Rb2 treatment reduced adiposity and induced brown fat gene programs in adipose tissues. (A–C) Representive photographs, fat mass and tissue weight of iWAT, eWAT, and BAT of DIO mice treated with Rb2 and PBS for 10 days. (D–F) Representative hematoxylin and eosin staining from iWAT, eWAT, and BAT sections and quantifications of adipocytes sizes of white fat. (G,H) gene expression analysis of thermogenic and mitochondrial genes in iWAT and BAT. N = 6 per group. Data are presented as mean ± SEM, ^*P < 0.05, ^**P < 0.01 compared to chow group and ^#P < 0.05, ^##P < 0.01 compared to HFD group.

Figure 4

Rb2 treatment increased adaptive thermogenesis. (A,B) Rectal body temperature and related AUC of DIO mice treated with or without Rb2 during cold tolerance test. (C–F) Immunohistochemistry for UCP1 staining and gene expression of Pgc1α and Ucp1 in iWAT and BAT of DIO mice treated with or without Rb2 under cold stimuli for 24 h. N = 6 per group. Data are presented as mean ± SEM and ^#P < 0.05 compared to HFD group in (A,B), ^*P < 0.05, ^**P < 0.01 compared to HFD 22°C group and ^#P < 0.05, ^##P < 0.01 compared to HFD 4°C group in (D,F).

Figure 5

Rb2 treatment induced brown gene programs in white adipocytes. (A,B) mRNA levels of Ucp1 in 3T3-L1 cells treated with or without Rb2 in dose and time dependent manner. (C,D) mRNA levels of thermogenic and mitochondrial genes in 3T3-L1 adipocytes and differentiated adipocytes from primary iWAT SVF. N = 6 per group.
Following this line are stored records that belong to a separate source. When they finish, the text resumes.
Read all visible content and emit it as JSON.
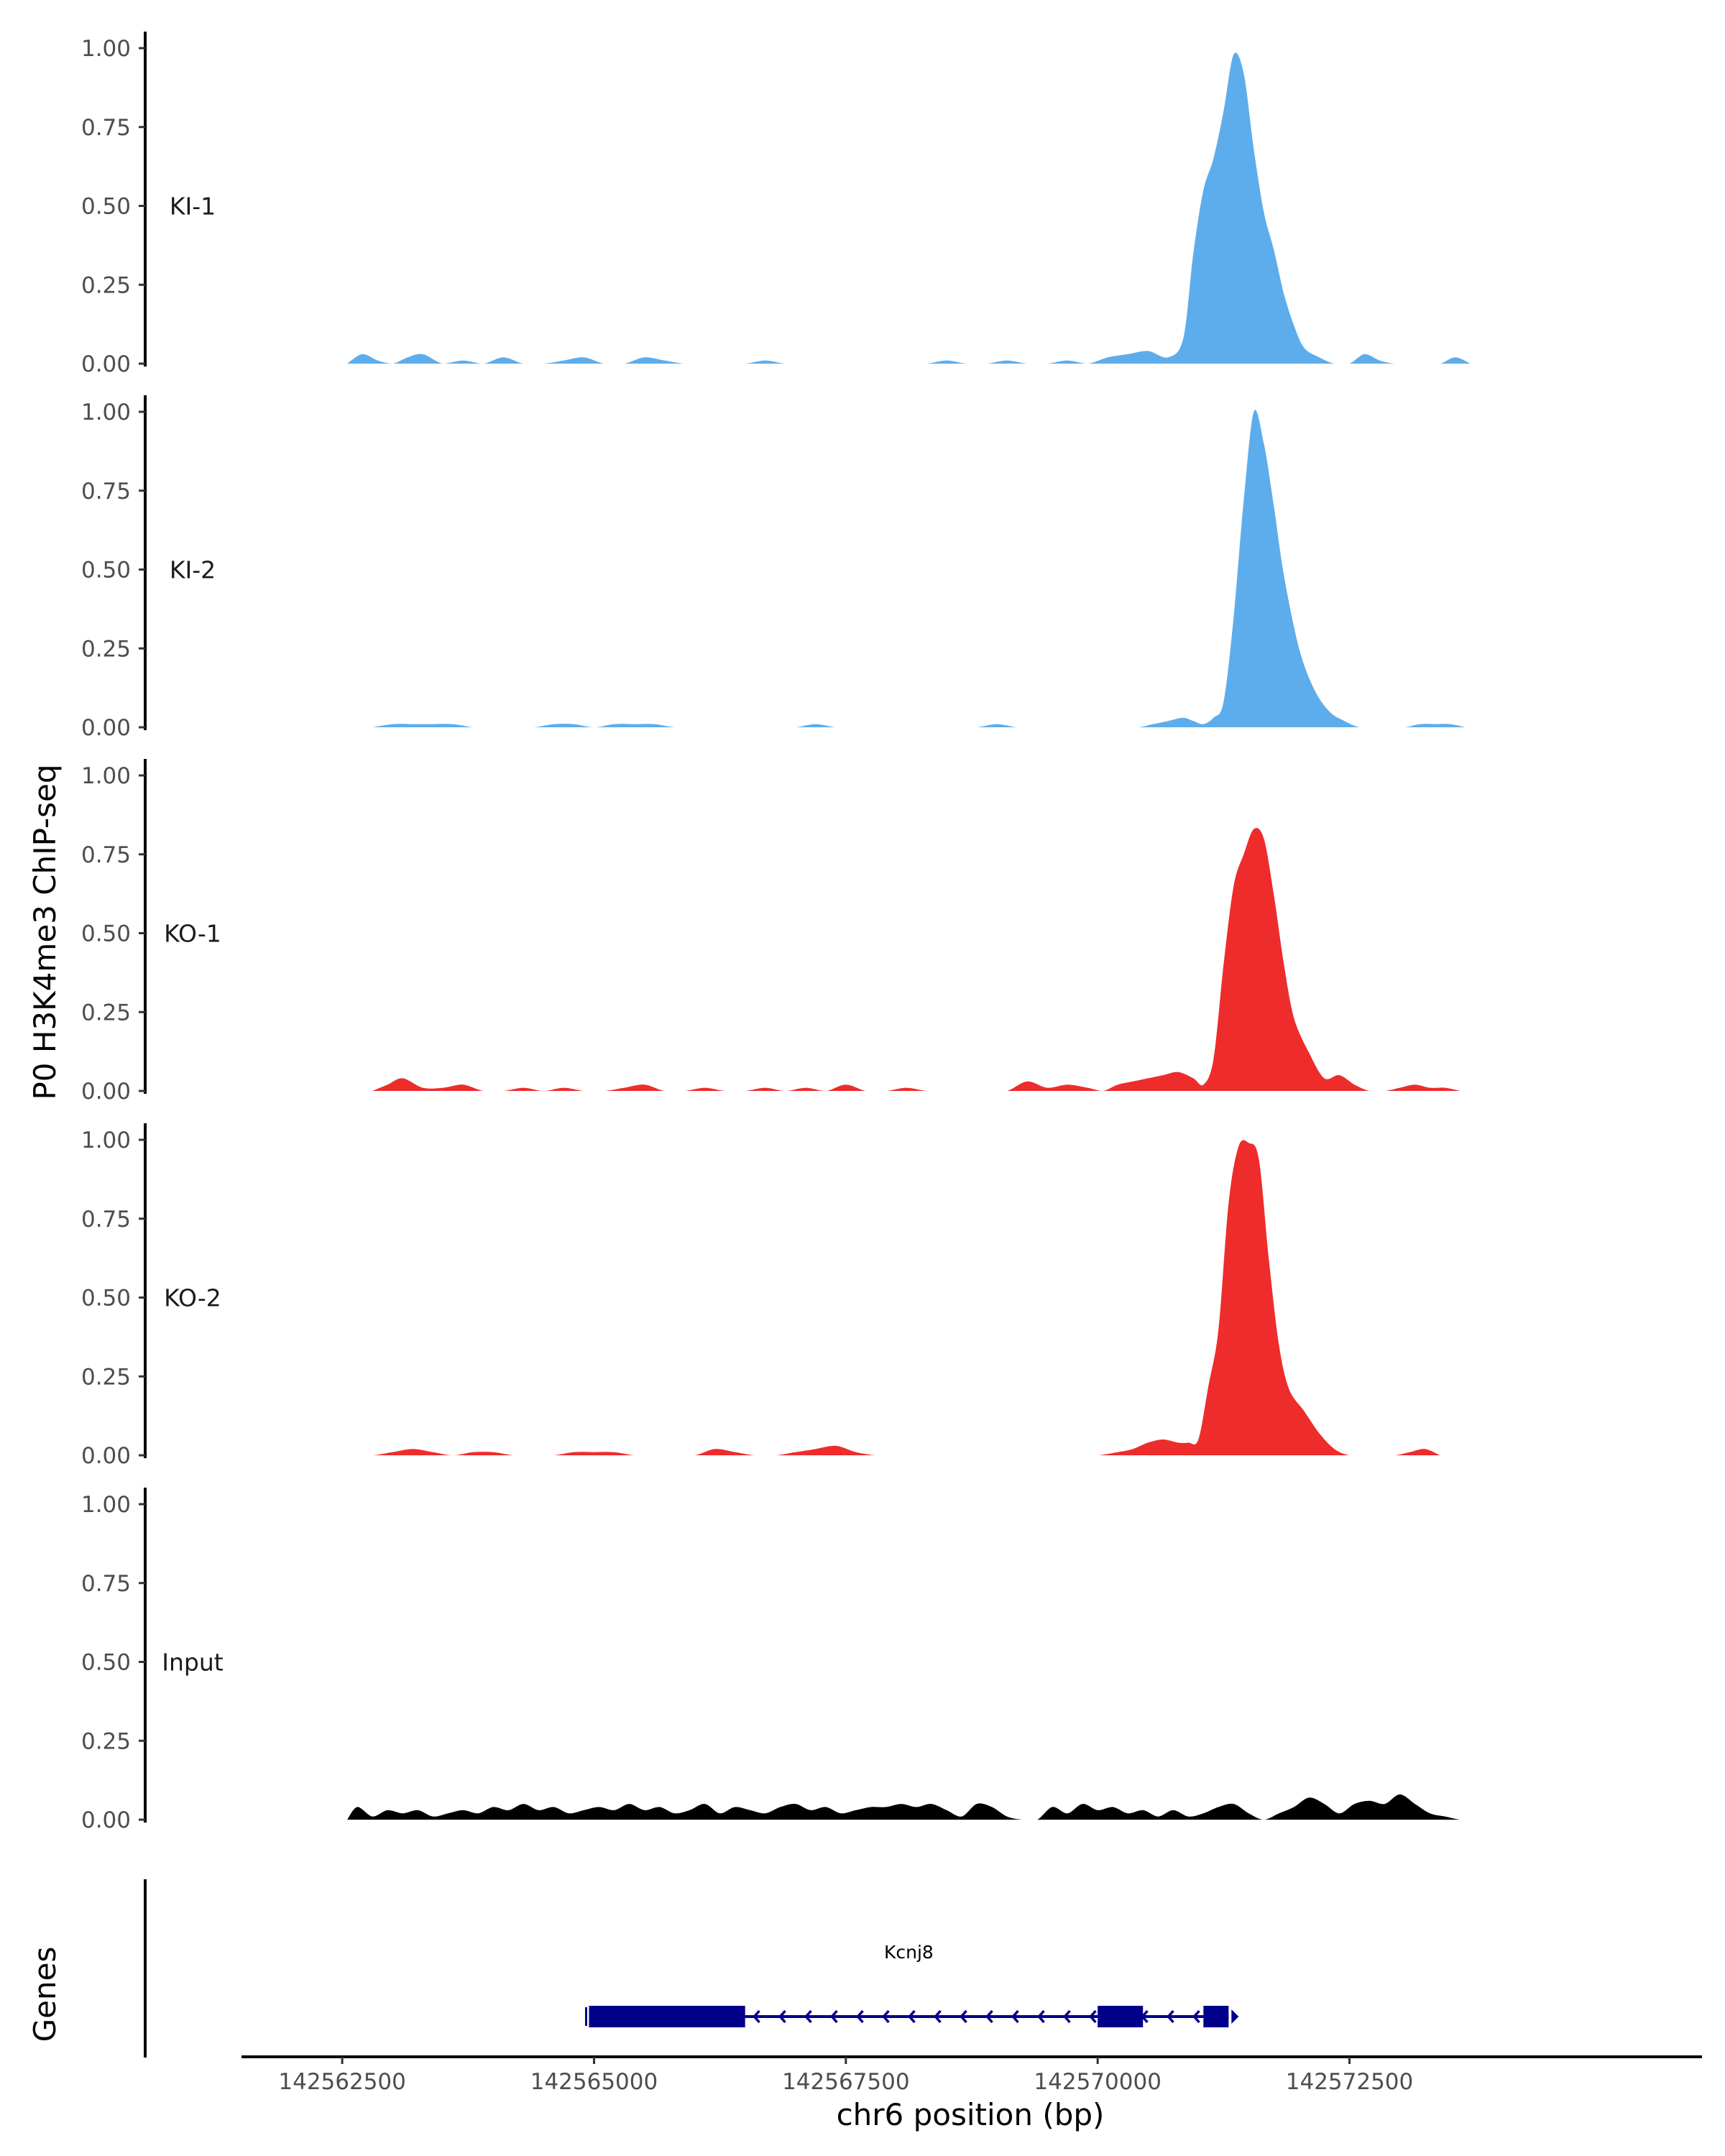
{
  "chart_data": {
    "type": "area",
    "ylabel": "P0 H3K4me3 ChIP-seq",
    "xlabel": "chr6 position (bp)",
    "genes_label": "Genes",
    "xlim": [
      142561500,
      142576000
    ],
    "x_ticks": [
      142562500,
      142565000,
      142567500,
      142570000,
      142572500
    ],
    "y_ticks": [
      "0.00",
      "0.25",
      "0.50",
      "0.75",
      "1.00"
    ],
    "ylim": [
      0,
      1
    ],
    "colors": {
      "KI": "#5DADEC",
      "KO": "#EE2C2C",
      "Input": "#000000",
      "gene": "#00008B"
    },
    "tracks": [
      {
        "name": "KI-1",
        "color": "#5DADEC",
        "x": [
          142562550,
          142562700,
          142562850,
          142563000,
          142563150,
          142563300,
          142563500,
          142563700,
          142563900,
          142564100,
          142564300,
          142564500,
          142564700,
          142564900,
          142565100,
          142565300,
          142565500,
          142565700,
          142565900,
          142566100,
          142566300,
          142566500,
          142566700,
          142566900,
          142567100,
          142567300,
          142567500,
          142567700,
          142567900,
          142568100,
          142568300,
          142568500,
          142568700,
          142568900,
          142569100,
          142569300,
          142569500,
          142569700,
          142569900,
          142570100,
          142570300,
          142570500,
          142570700,
          142570850,
          142570950,
          142571050,
          142571150,
          142571250,
          142571350,
          142571450,
          142571550,
          142571650,
          142571750,
          142571850,
          142571950,
          142572050,
          142572200,
          142572350,
          142572500,
          142572650,
          142572800,
          142572950,
          142573100,
          142573250,
          142573400,
          142573550,
          142573700
        ],
        "y": [
          0.0,
          0.03,
          0.01,
          0.0,
          0.02,
          0.03,
          0.0,
          0.01,
          0.0,
          0.02,
          0.0,
          0.0,
          0.01,
          0.02,
          0.0,
          0.0,
          0.02,
          0.01,
          0.0,
          0.0,
          0.0,
          0.0,
          0.01,
          0.0,
          0.0,
          0.0,
          0.0,
          0.0,
          0.0,
          0.0,
          0.0,
          0.01,
          0.0,
          0.0,
          0.01,
          0.0,
          0.0,
          0.01,
          0.0,
          0.02,
          0.03,
          0.04,
          0.02,
          0.08,
          0.35,
          0.55,
          0.65,
          0.8,
          0.98,
          0.92,
          0.68,
          0.48,
          0.36,
          0.22,
          0.12,
          0.05,
          0.02,
          0.0,
          0.0,
          0.03,
          0.01,
          0.0,
          0.0,
          0.0,
          0.0,
          0.02,
          0.0
        ]
      },
      {
        "name": "KI-2",
        "color": "#5DADEC",
        "x": [
          142562800,
          142563000,
          142563200,
          142563400,
          142563600,
          142563800,
          142564000,
          142564200,
          142564400,
          142564600,
          142564800,
          142565000,
          142565200,
          142565400,
          142565600,
          142565800,
          142566000,
          142566200,
          142566400,
          142566600,
          142566800,
          142567000,
          142567200,
          142567400,
          142567600,
          142567800,
          142568000,
          142568200,
          142568400,
          142568600,
          142568800,
          142569000,
          142569200,
          142569400,
          142569600,
          142569800,
          142570000,
          142570200,
          142570400,
          142570550,
          142570700,
          142570850,
          142570950,
          142571050,
          142571150,
          142571250,
          142571350,
          142571450,
          142571550,
          142571650,
          142571750,
          142571850,
          142572000,
          142572150,
          142572300,
          142572450,
          142572600,
          142572750,
          142572900,
          142573050,
          142573200,
          142573350,
          142573500,
          142573650
        ],
        "y": [
          0.0,
          0.01,
          0.01,
          0.01,
          0.01,
          0.0,
          0.0,
          0.0,
          0.0,
          0.01,
          0.01,
          0.0,
          0.01,
          0.01,
          0.01,
          0.0,
          0.0,
          0.0,
          0.0,
          0.0,
          0.0,
          0.0,
          0.01,
          0.0,
          0.0,
          0.0,
          0.0,
          0.0,
          0.0,
          0.0,
          0.0,
          0.01,
          0.0,
          0.0,
          0.0,
          0.0,
          0.0,
          0.0,
          0.0,
          0.01,
          0.02,
          0.03,
          0.02,
          0.01,
          0.03,
          0.08,
          0.35,
          0.72,
          1.0,
          0.9,
          0.7,
          0.48,
          0.25,
          0.12,
          0.05,
          0.02,
          0.0,
          0.0,
          0.0,
          0.0,
          0.01,
          0.01,
          0.01,
          0.0
        ]
      },
      {
        "name": "KO-1",
        "color": "#EE2C2C",
        "x": [
          142562800,
          142562950,
          142563100,
          142563300,
          142563500,
          142563700,
          142563900,
          142564100,
          142564300,
          142564500,
          142564700,
          142564900,
          142565100,
          142565300,
          142565500,
          142565700,
          142565900,
          142566100,
          142566300,
          142566500,
          142566700,
          142566900,
          142567100,
          142567300,
          142567500,
          142567700,
          142567900,
          142568100,
          142568300,
          142568500,
          142568700,
          142568900,
          142569100,
          142569300,
          142569500,
          142569700,
          142569900,
          142570050,
          142570200,
          142570350,
          142570500,
          142570650,
          142570800,
          142570950,
          142571050,
          142571150,
          142571250,
          142571350,
          142571450,
          142571550,
          142571650,
          142571750,
          142571850,
          142571950,
          142572100,
          142572250,
          142572400,
          142572550,
          142572700,
          142572850,
          142573000,
          142573150,
          142573300,
          142573450,
          142573600
        ],
        "y": [
          0.0,
          0.02,
          0.04,
          0.01,
          0.01,
          0.02,
          0.0,
          0.0,
          0.01,
          0.0,
          0.01,
          0.0,
          0.0,
          0.01,
          0.02,
          0.0,
          0.0,
          0.01,
          0.0,
          0.0,
          0.01,
          0.0,
          0.01,
          0.0,
          0.02,
          0.0,
          0.0,
          0.01,
          0.0,
          0.0,
          0.0,
          0.0,
          0.0,
          0.03,
          0.01,
          0.02,
          0.01,
          0.0,
          0.02,
          0.03,
          0.04,
          0.05,
          0.06,
          0.04,
          0.02,
          0.1,
          0.4,
          0.65,
          0.75,
          0.83,
          0.8,
          0.62,
          0.4,
          0.23,
          0.12,
          0.04,
          0.05,
          0.02,
          0.0,
          0.0,
          0.01,
          0.02,
          0.01,
          0.01,
          0.0
        ]
      },
      {
        "name": "KO-2",
        "color": "#EE2C2C",
        "x": [
          142562600,
          142562800,
          142563000,
          142563200,
          142563400,
          142563600,
          142563800,
          142564000,
          142564200,
          142564400,
          142564600,
          142564800,
          142565000,
          142565200,
          142565400,
          142565600,
          142565800,
          142566000,
          142566200,
          142566400,
          142566600,
          142566800,
          142567000,
          142567200,
          142567400,
          142567600,
          142567800,
          142568000,
          142568200,
          142568400,
          142568600,
          142568800,
          142569000,
          142569200,
          142569400,
          142569600,
          142569800,
          142570000,
          142570200,
          142570350,
          142570500,
          142570650,
          142570800,
          142570900,
          142571000,
          142571100,
          142571200,
          142571300,
          142571400,
          142571500,
          142571600,
          142571700,
          142571800,
          142571900,
          142572050,
          142572200,
          142572350,
          142572500,
          142572650,
          142572800,
          142572950,
          142573100,
          142573250,
          142573400
        ],
        "y": [
          0.0,
          0.0,
          0.01,
          0.02,
          0.01,
          0.0,
          0.01,
          0.01,
          0.0,
          0.0,
          0.0,
          0.01,
          0.01,
          0.01,
          0.0,
          0.0,
          0.0,
          0.0,
          0.02,
          0.01,
          0.0,
          0.0,
          0.01,
          0.02,
          0.03,
          0.01,
          0.0,
          0.0,
          0.0,
          0.0,
          0.0,
          0.0,
          0.0,
          0.0,
          0.0,
          0.0,
          0.0,
          0.0,
          0.01,
          0.02,
          0.04,
          0.05,
          0.04,
          0.04,
          0.05,
          0.22,
          0.4,
          0.8,
          0.98,
          0.99,
          0.94,
          0.62,
          0.35,
          0.21,
          0.14,
          0.07,
          0.02,
          0.0,
          0.0,
          0.0,
          0.0,
          0.01,
          0.02,
          0.0
        ]
      },
      {
        "name": "Input",
        "color": "#000000",
        "x": [
          142562550,
          142562650,
          142562800,
          142562950,
          142563100,
          142563250,
          142563400,
          142563550,
          142563700,
          142563850,
          142564000,
          142564150,
          142564300,
          142564450,
          142564600,
          142564750,
          142564900,
          142565050,
          142565200,
          142565350,
          142565500,
          142565650,
          142565800,
          142565950,
          142566100,
          142566250,
          142566400,
          142566550,
          142566700,
          142566850,
          142567000,
          142567150,
          142567300,
          142567450,
          142567600,
          142567750,
          142567900,
          142568050,
          142568200,
          142568350,
          142568500,
          142568650,
          142568800,
          142568950,
          142569100,
          142569250,
          142569400,
          142569550,
          142569700,
          142569850,
          142570000,
          142570150,
          142570300,
          142570450,
          142570600,
          142570750,
          142570900,
          142571050,
          142571200,
          142571350,
          142571500,
          142571650,
          142571800,
          142571950,
          142572100,
          142572250,
          142572400,
          142572550,
          142572700,
          142572850,
          142573000,
          142573150,
          142573300,
          142573450,
          142573600,
          142573700
        ],
        "y": [
          0.0,
          0.04,
          0.01,
          0.03,
          0.02,
          0.03,
          0.01,
          0.02,
          0.03,
          0.02,
          0.04,
          0.03,
          0.05,
          0.03,
          0.04,
          0.02,
          0.03,
          0.04,
          0.03,
          0.05,
          0.03,
          0.04,
          0.02,
          0.03,
          0.05,
          0.02,
          0.04,
          0.03,
          0.02,
          0.04,
          0.05,
          0.03,
          0.04,
          0.02,
          0.03,
          0.04,
          0.04,
          0.05,
          0.04,
          0.05,
          0.03,
          0.01,
          0.05,
          0.04,
          0.01,
          0.0,
          0.0,
          0.04,
          0.02,
          0.05,
          0.03,
          0.04,
          0.02,
          0.03,
          0.01,
          0.03,
          0.01,
          0.02,
          0.04,
          0.05,
          0.02,
          0.0,
          0.02,
          0.04,
          0.07,
          0.05,
          0.02,
          0.05,
          0.06,
          0.05,
          0.08,
          0.05,
          0.02,
          0.01,
          0.0,
          0.0
        ]
      }
    ],
    "genes": [
      {
        "name": "Kcnj8",
        "strand": "-",
        "start": 142564950,
        "end": 142571300,
        "exons": [
          [
            142564950,
            142566500
          ],
          [
            142570000,
            142570450
          ],
          [
            142571050,
            142571300
          ]
        ]
      }
    ]
  }
}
Data are presented as mean ± SEM and ^*P < 0.05, ^**P < 0.01 compared to control group.

Figure 6

AMPK signaling pathway was dispensable for the beneficial effects of Rb2 in browning. (A,B) Phosphorylation and total protein levels of AMPK in response to Rb2 treatment in the iWAT and BAT of DIO mice. (C) Phosphorylation and total AMPK levels in 3T3-L1 adipocytes treated with or without Rb2 in the absence or presence of compound C (10 μM). mRNA levels of Pgc1α and Ucp1 in 3T3-L1 adipocytes (D,E) and differentiated adipocytes from primary iWAT SVF (F,G) treated with or without Rb2 in the absence or presence of compound C. Data are presented as mean ± SEM, ^*P < 0.05, ^**P < 0.01 compared to control group and ^#P < 0.05, ^##P < 0.01 compared to Rb2 group.